Drawing on cultural theory and interviews with fans, cast members and producers, this book places the reality TV trend within a broader social context, tracing its relationship to the development of a digitally enhanced, surveillance-based interactive economy and to a savvy mistrust of mediated reality in general. Surveying several successful reality TV formats, the book links the rehabilitation of 'Big Brother' to the increasingly important economic role played by the work of being watched. The author enlists critical social theory to examine how the appeal of 'the real' is deployed as a pervasive but false promise of democratization.
Mark Andrejevic is an associate professor in the Department of Communication Studies at Fairfield University and author of Reality TV: The Work of Being Watched.
Great analysis of reality TV not as media genre but as disciplinary practice that prepares interactive user-audiences for participation in the interactive, online economy. Looks at transformation of surveillance from ominous Big Brother threat to welcome, willing expression of (purported) individual identity and participation.
Smarter than most books on reality TV and of relevance for anyone interested in new media, interactivity, Foucault....

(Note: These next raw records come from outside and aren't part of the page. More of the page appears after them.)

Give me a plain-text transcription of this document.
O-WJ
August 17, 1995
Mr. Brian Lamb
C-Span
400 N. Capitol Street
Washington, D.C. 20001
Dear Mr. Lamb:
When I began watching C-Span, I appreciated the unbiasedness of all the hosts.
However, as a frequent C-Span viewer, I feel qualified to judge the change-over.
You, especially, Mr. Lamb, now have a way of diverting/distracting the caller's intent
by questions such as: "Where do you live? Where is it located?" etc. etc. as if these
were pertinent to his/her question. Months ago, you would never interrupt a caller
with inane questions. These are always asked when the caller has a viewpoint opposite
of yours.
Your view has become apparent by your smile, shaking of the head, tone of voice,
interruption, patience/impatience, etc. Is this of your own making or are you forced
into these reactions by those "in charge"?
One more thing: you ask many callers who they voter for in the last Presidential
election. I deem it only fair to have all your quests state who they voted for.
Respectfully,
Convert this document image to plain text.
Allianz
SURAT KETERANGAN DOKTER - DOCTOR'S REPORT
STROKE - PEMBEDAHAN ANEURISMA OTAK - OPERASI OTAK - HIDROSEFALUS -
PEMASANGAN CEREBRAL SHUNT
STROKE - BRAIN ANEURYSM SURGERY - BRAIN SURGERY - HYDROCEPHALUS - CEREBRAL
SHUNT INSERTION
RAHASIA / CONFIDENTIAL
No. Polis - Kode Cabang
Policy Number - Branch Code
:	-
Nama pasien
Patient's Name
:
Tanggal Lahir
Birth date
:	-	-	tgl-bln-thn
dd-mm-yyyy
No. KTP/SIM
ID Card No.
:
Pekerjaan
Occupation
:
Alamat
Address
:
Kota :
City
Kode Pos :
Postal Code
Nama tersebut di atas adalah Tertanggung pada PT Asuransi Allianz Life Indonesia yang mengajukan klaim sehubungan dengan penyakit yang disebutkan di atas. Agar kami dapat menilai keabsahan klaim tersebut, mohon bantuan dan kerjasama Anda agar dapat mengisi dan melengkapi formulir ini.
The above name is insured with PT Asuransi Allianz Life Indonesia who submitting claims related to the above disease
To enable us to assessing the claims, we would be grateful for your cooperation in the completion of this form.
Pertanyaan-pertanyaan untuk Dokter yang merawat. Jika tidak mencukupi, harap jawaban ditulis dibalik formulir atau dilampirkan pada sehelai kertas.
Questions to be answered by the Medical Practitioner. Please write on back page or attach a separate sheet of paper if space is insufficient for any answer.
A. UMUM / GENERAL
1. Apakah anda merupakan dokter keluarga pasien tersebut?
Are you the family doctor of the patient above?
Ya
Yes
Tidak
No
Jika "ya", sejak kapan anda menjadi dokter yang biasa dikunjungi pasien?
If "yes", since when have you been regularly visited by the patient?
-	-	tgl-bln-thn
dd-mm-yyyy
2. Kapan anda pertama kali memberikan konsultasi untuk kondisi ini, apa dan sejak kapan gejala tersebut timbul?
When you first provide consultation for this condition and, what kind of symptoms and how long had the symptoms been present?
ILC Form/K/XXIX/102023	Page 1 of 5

This was Dr. Mark Andrejevic's first book, and it is widely recognized as one of the most conceptually sophisticated works available on reality television for its ability to connect the rise of reality tv with the normalization of surveillance. He argued that just as programs such as Big Brother, The Real World and Road Rules provided justification for surveillance – it’s a route to celebrity, after all – they paved the way toward an emergent world of e-commerce in which people share all kinds of information about themselves online with no regrets (and with no recourse). In this book - published in 2003 - Andrejevic gestured toward the emergence of what we now call Big Data, tracing the way that control over customer data was becoming a necessity within digital capitalism. Reality television programs thus assisted in the reconceptualization of privacy that was necessary in order for corporations to harvest and profit fully from consumer information made readily available. And, at the same time, reality television, like e-commerce, offered the dubious promise of greater participation for consumers. Consumers feel that they play a more vital role in the decisionmaking that influences production, and this also makes them more willing to participate in surveillance, Andrejevic argued. He connected this participation with labor, noting that those featured on reality television participated in the “work” of being watched. But he also noted that this participation does not allow avenues toward democratic decisionmaking; rather, politics is reduced to personal promotion. This is an important book for people who are interested in how popular culture reflects AND SHAPES values in U.S. society.
This is a really amazing book about so much more than reality TV. Don't be put off by the name. If your into contempory cultural critisim then this book cannot be missed!